イ・ボクスン ハルモニが待っているうれしいプレゼントはカレンダーだけではない。 「ふたすら寒くて空腹で、生きるために1978年にソ連の国籍を受け取りました。 韓国の国籍をもらいたいのに、どうしてくれないんですか? それが無いから補償もしないと言うし。 子供たちと別れたくないから韓国に行かないだけなのに、来なければ一銭もくれないと…。」 ソ・ユングム ハルモニも横から加わった。 「日本人はキムチ臭いからと言って無視するし、ソ連の人々はなぜ帰らずにここで我々の血を吸うのかと言って蔑視するし。 佗びしくて泣いたことも多かったけど、今は韓国まで私たちを蔑んでいるいるみたいです。」 1945年8月15日以前にサハリンにいた韓国人1世ならば、望みさえすれば韓国に行くことはできる。 韓国・日本の政府が1997年から施行した永住帰国事業のおかげだった。 今までに4000人余りの韓国人1世が韓国に戻った。 1000人余はなつかしい故国の代わりに冷たいサハリンの地を選んだ。 子供のためだった。 現在、永住帰国対象者は韓国人1世とその配偶者、障害のある子供1人に制限されている。 故郷と家族を選択しろという残忍な要求に、イ・ボクスン、ソ・ユングム ハルモニは後者を選択した。
2012年11月、チョン・ヘチョル民主党議員は永住帰国対象者を子供1人とその配偶者まで含めるよう拡大して、残留サハリン同胞を支援する内容をその核心とする‘サハリン同胞支援に関する特別法’を発議した。 17代、18代国会に続いて3回目の‘挑戦’だ。 来月の臨時国会での通過を目標にしているが、国会の反応はぬるい。 政府部署も業務重複、他の海外同胞との公平性、ロシアとの関係悪化などを前面に出して反対している。

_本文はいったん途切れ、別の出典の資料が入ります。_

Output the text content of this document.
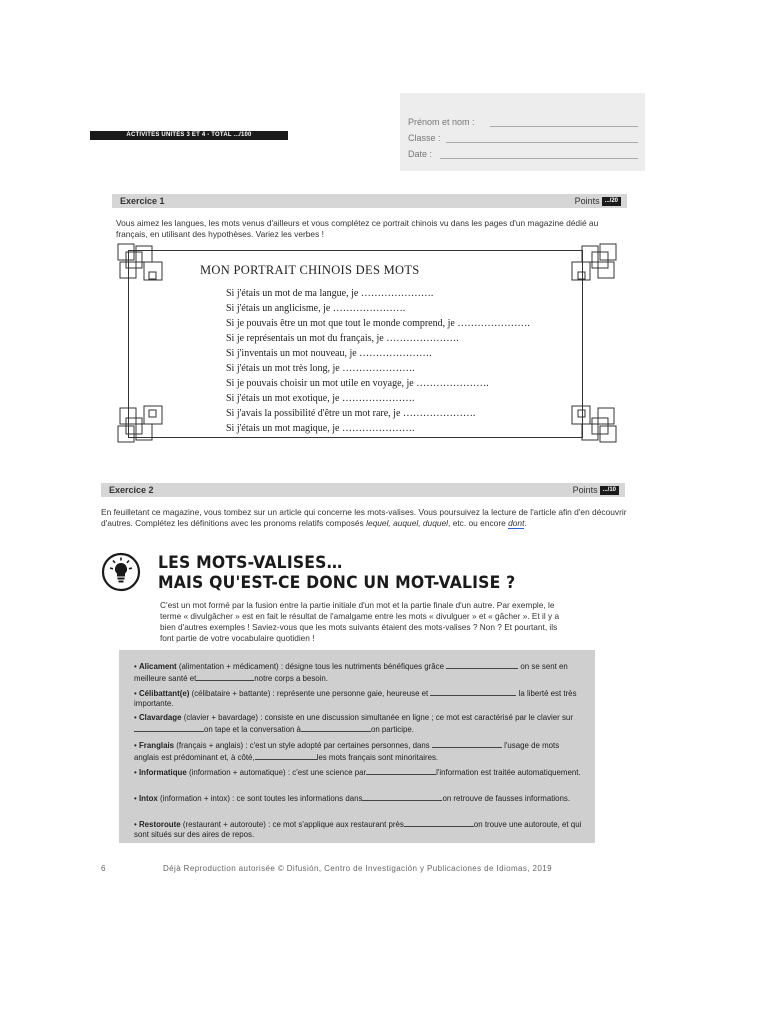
ACTIVITÉS UNITÉS 3 ET 4 - TOTAL .../100
Prénom et nom :
Classe :
Date :
Exercice 1	Points ...​/20
Vous aimez les langues, les mots venus d'ailleurs et vous complétez ce portrait chinois vu dans les pages d'un magazine dédié au français, en utilisant des hypothèses. Variez les verbes !
MON PORTRAIT CHINOIS DES MOTS
Si j'étais un mot de ma langue, je ………………….
Si j'étais un anglicisme, je ………………….
Si je pouvais être un mot que tout le monde comprend, je ………………….
Si je représentais un mot du français, je ………………….
Si j'inventais un mot nouveau, je ………………….
Si j'étais un mot très long, je ………………….
Si je pouvais choisir un mot utile en voyage, je ………………….
Si j'étais un mot exotique, je ………………….
Si j'avais la possibilité d'être un mot rare, je ………………….
Si j'étais un mot magique, je ………………….
Exercice 2	Points ...​/10
En feuilletant ce magazine, vous tombez sur un article qui concerne les mots-valises. Vous poursuivez la lecture de l'article afin d'en découvrir d'autres. Complétez les définitions avec les pronoms relatifs composés lequel, auquel, duquel, etc. ou encore dont.
LES MOTS-VALISES…
MAIS QU'EST-CE DONC UN MOT-VALISE ?
C'est un mot formé par la fusion entre la partie initiale d'un mot et la partie finale d'un autre. Par exemple, le terme « divulgâcher » est en fait le résultat de l'amalgame entre les mots « divulguer » et « gâcher ». Et il y a bien d'autres exemples ! Saviez-vous que les mots suivants étaient des mots-valises ? Non ? Et pourtant, ils font partie de votre vocabulaire quotidien !
• Alicament (alimentation + médicament) : désigne tous les nutriments bénéfiques grâce	on se sent en meilleure santé et	notre corps a besoin.
• Célibattant(e) (célibataire + battante) : représente une personne gaie, heureuse et	la liberté est très importante.
• Clavardage (clavier + bavardage) : consiste en une discussion simultanée en ligne ; ce mot est caractérisé par le clavier suron tape et la conversation à	on participe.
• Franglais (français + anglais) : c'est un style adopté par certaines personnes, dans	l'usage de mots anglais est prédominant et, à côté,	les mots français sont minoritaires.
• Informatique (information + automatique) : c'est une science par	l'information est traitée automatiquement.
• Intox (information + intox) : ce sont toutes les informations dans	on retrouve de fausses informations.
• Restoroute (restaurant + autoroute) : ce mot s'applique aux restaurant près	on trouve une autoroute, et qui sont situés sur des aires de repos.
6	Déjà Reproduction autorisée © Difusión, Centro de Investigación y Publicaciones de Idiomas, 2019
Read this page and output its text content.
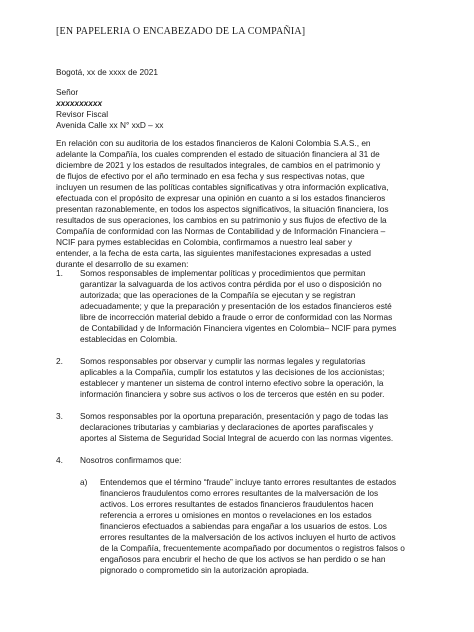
[EN PAPELERIA O ENCABEZADO DE LA COMPAÑIA]
Bogotá, xx de xxxx de 2021
Señor
xxxxxxxxxx
Revisor Fiscal
Avenida Calle xx N° xxD – xx
En relación con su auditoria de los estados financieros de Kaloni Colombia S.A.S., en
adelante la Compañía, los cuales comprenden el estado de situación financiera al 31 de
diciembre de 2021 y los estados de resultados integrales, de cambios en el patrimonio y
de flujos de efectivo por el año terminado en esa fecha y sus respectivas notas, que
incluyen un resumen de las políticas contables significativas y otra información explicativa,
efectuada con el propósito de expresar una opinión en cuanto a si los estados financieros
presentan razonablemente, en todos los aspectos significativos, la situación financiera, los
resultados de sus operaciones, los cambios en su patrimonio y sus flujos de efectivo de la
Compañía de conformidad con las Normas de Contabilidad y de Información Financiera –
NCIF para pymes establecidas en Colombia, confirmamos a nuestro leal saber y
entender, a la fecha de esta carta, las siguientes manifestaciones expresadas a usted
durante el desarrollo de su examen:
1.	Somos responsables de implementar políticas y procedimientos que permitan
garantizar la salvaguarda de los activos contra pérdida por el uso o disposición no
autorizada; que las operaciones de la Compañía se ejecutan y se registran
adecuadamente; y que la preparación y presentación de los estados financieros esté
libre de incorrección material debido a fraude o error de conformidad con las Normas
de Contabilidad y de Información Financiera vigentes en Colombia– NCIF para pymes
establecidas en Colombia.
2.	Somos responsables por observar y cumplir las normas legales y regulatorias
aplicables a la Compañía, cumplir los estatutos y las decisiones de los accionistas;
establecer y mantener un sistema de control interno efectivo sobre la operación, la
información financiera y sobre sus activos o los de terceros que estén en su poder.
3.	Somos responsables por la oportuna preparación, presentación y pago de todas las
declaraciones tributarias y cambiarias y declaraciones de aportes parafiscales y
aportes al Sistema de Seguridad Social Integral de acuerdo con las normas vigentes.
4.	Nosotros confirmamos que:
a)	Entendemos que el término “fraude” incluye tanto errores resultantes de estados
financieros fraudulentos como errores resultantes de la malversación de los
activos. Los errores resultantes de estados financieros fraudulentos hacen
referencia a errores u omisiones en montos o revelaciones en los estados
financieros efectuados a sabiendas para engañar a los usuarios de estos. Los
errores resultantes de la malversación de los activos incluyen el hurto de activos
de la Compañía, frecuentemente acompañado por documentos o registros falsos o
engañosos para encubrir el hecho de que los activos se han perdido o se han
pignorado o comprometido sin la autorización apropiada.
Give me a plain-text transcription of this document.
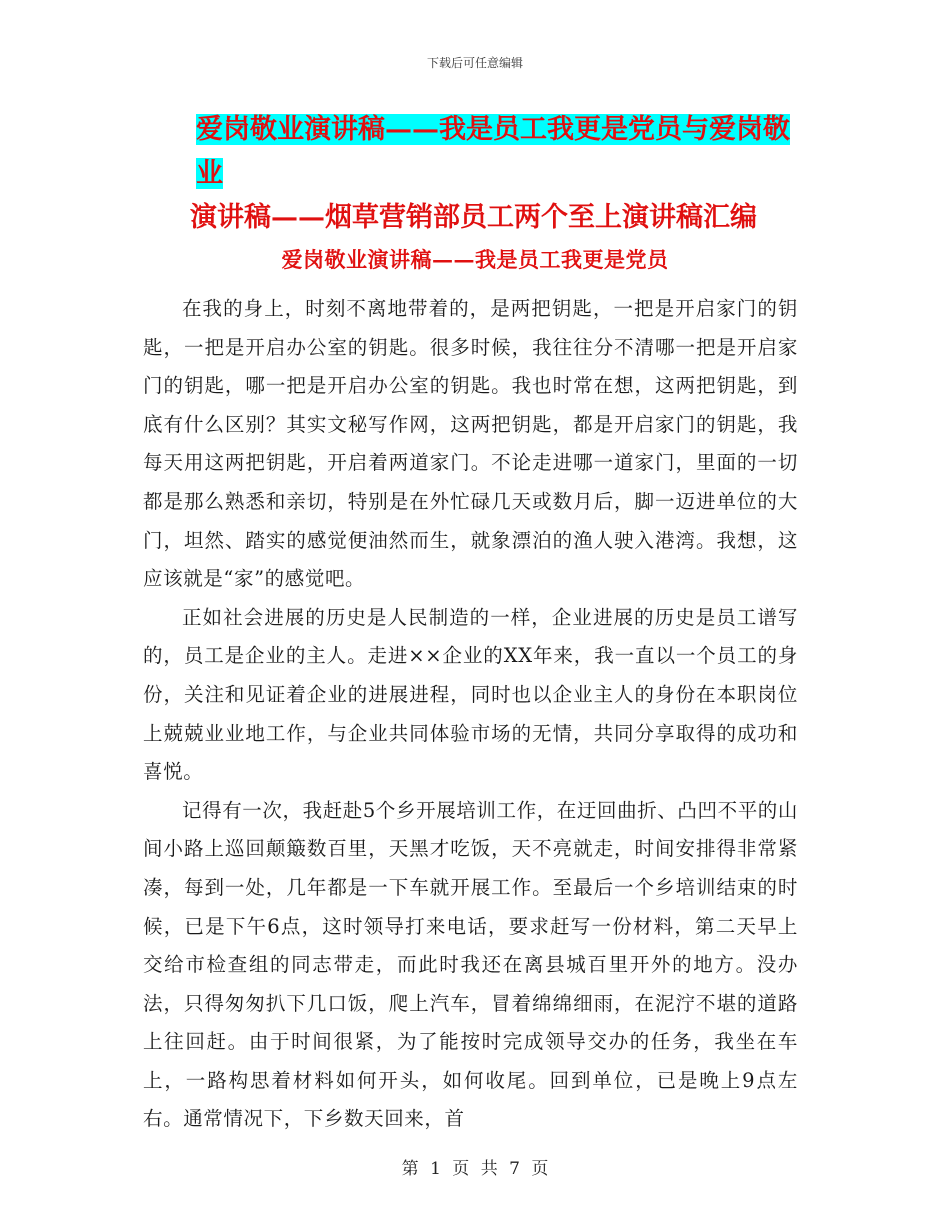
下载后可任意编辑
爱岗敬业演讲稿——我是员工我更是党员与爱岗敬业
演讲稿——烟草营销部员工两个至上演讲稿汇编
爱岗敬业演讲稿——我是员工我更是党员

在我的身上，时刻不离地带着的，是两把钥匙，一把是开启家门的钥匙，一把是开启办公室的钥匙。很多时候，我往往分不清哪一把是开启家门的钥匙，哪一把是开启办公室的钥匙。我也时常在想，这两把钥匙，到底有什么区别？其实文秘写作网，这两把钥匙，都是开启家门的钥匙，我每天用这两把钥匙，开启着两道家门。不论走进哪一道家门，里面的一切都是那么熟悉和亲切，特别是在外忙碌几天或数月后，脚一迈进单位的大门，坦然、踏实的感觉便油然而生，就象漂泊的渔人驶入港湾。我想，这应该就是“家”的感觉吧。

正如社会进展的历史是人民制造的一样，企业进展的历史是员工谱写的，员工是企业的主人。走进××企业的XX年来，我一直以一个员工的身份，关注和见证着企业的进展进程，同时也以企业主人的身份在本职岗位上兢兢业业地工作，与企业共同体验市场的无情，共同分享取得的成功和喜悦。

记得有一次，我赶赴5个乡开展培训工作，在迂回曲折、凸凹不平的山间小路上巡回颠簸数百里，天黑才吃饭，天不亮就走，时间安排得非常紧凑，每到一处，几年都是一下车就开展工作。至最后一个乡培训结束的时候，已是下午6点，这时领导打来电话，要求赶写一份材料，第二天早上交给市检查组的同志带走，而此时我还在离县城百里开外的地方。没办法，只得匆匆扒下几口饭，爬上汽车，冒着绵绵细雨，在泥泞不堪的道路上往回赶。由于时间很紧，为了能按时完成领导交办的任务，我坐在车上，一路构思着材料如何开头，如何收尾。回到单位，已是晚上9点左右。通常情况下，下乡数天回来，首

第 1 页 共 7 页
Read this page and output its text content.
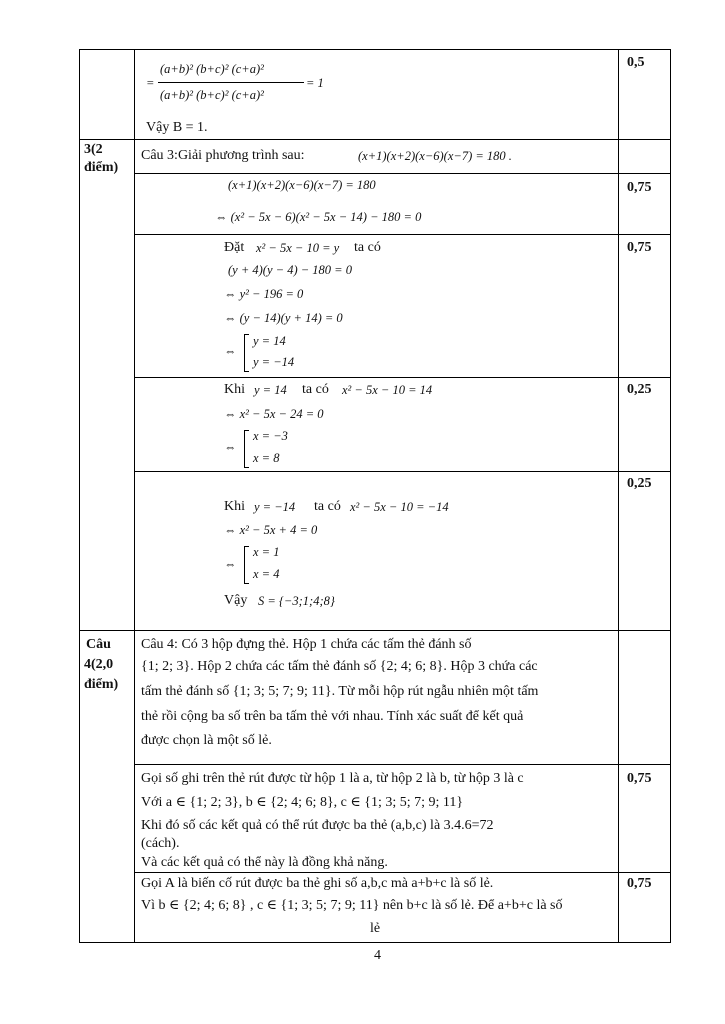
=
(a+b)² (b+c)² (c+a)²
(a+b)² (b+c)² (c+a)²
= 1
0,5
Vậy B = 1.
3(2
điểm)
Câu 3:Giải phương trình sau:	(x+1)(x+2)(x−6)(x−7) = 180 .
(x+1)(x+2)(x−6)(x−7) = 180
⇔ (x² − 5x − 6)(x² − 5x − 14) − 180 = 0
0,75
Đặt x² − 5x − 10 = y ta có
(y + 4)(y − 4) − 180 = 0
⇔ y² − 196 = 0
⇔ (y − 14)(y + 14) = 0
⇔
y = 14
y = −14
0,75
Khi y = 14 ta có x² − 5x − 10 = 14
⇔ x² − 5x − 24 = 0
⇔
x = −3
x = 8
0,25
0,25
Khi y = −14 ta có x² − 5x − 10 = −14
⇔ x² − 5x + 4 = 0
⇔
x = 1
x = 4
Vậy S = {−3;1;4;8}
Câu
4(2,0
điểm)
Câu 4: Có 3 hộp đựng thẻ. Hộp 1 chứa các tấm thẻ đánh số
{1; 2; 3}. Hộp 2 chứa các tấm thẻ đánh số {2; 4; 6; 8}. Hộp 3 chứa các
tấm thẻ đánh số {1; 3; 5; 7; 9; 11}. Từ mỗi hộp rút ngẫu nhiên một tấm
thẻ rồi cộng ba số trên ba tấm thẻ với nhau. Tính xác suất để kết quả
được chọn là một số lẻ.
Gọi số ghi trên thẻ rút được từ hộp 1 là a, từ hộp 2 là b, từ hộp 3 là c
Với a ∈ {1; 2; 3}, b ∈ {2; 4; 6; 8}, c ∈ {1; 3; 5; 7; 9; 11}
Khi đó số các kết quả có thể rút được ba thẻ (a,b,c) là 3.4.6=72
(cách).
Và các kết quả có thể này là đồng khả năng.
0,75
Gọi A là biến cố rút được ba thẻ ghi số a,b,c mà a+b+c là số lẻ.
Vì b ∈ {2; 4; 6; 8} , c ∈ {1; 3; 5; 7; 9; 11} nên b+c là số lẻ. Để a+b+c là số
lẻ
0,75
4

「法の一つも通過させられなかった私たちが、たかだかカレンダー一つ持って来たんです。それでもそのカレンダー一つでご苦労さん、ありがとう、来年また会おうと言われると…」イ・ウニョン氏が涙を浮かべた。サハリン韓国人1世のためのオーダーメード カレンダーを作るのにも少なからぬ時間がかかった。今回は充分に1000部も作って来たけれど、‘もう一つ欲しい’とせがんだハラボジ(おじいさん)、ハルモニに全部は上げられなかった。 カレンダーが足りなかったわけではなく、受け取る人がこの世にいなかったためだ。 69才以上の高齢のサハリン韓国人1世には残された時間が長くない。 彼らが永遠には待っていられないのはカレンダーだけでないだろう。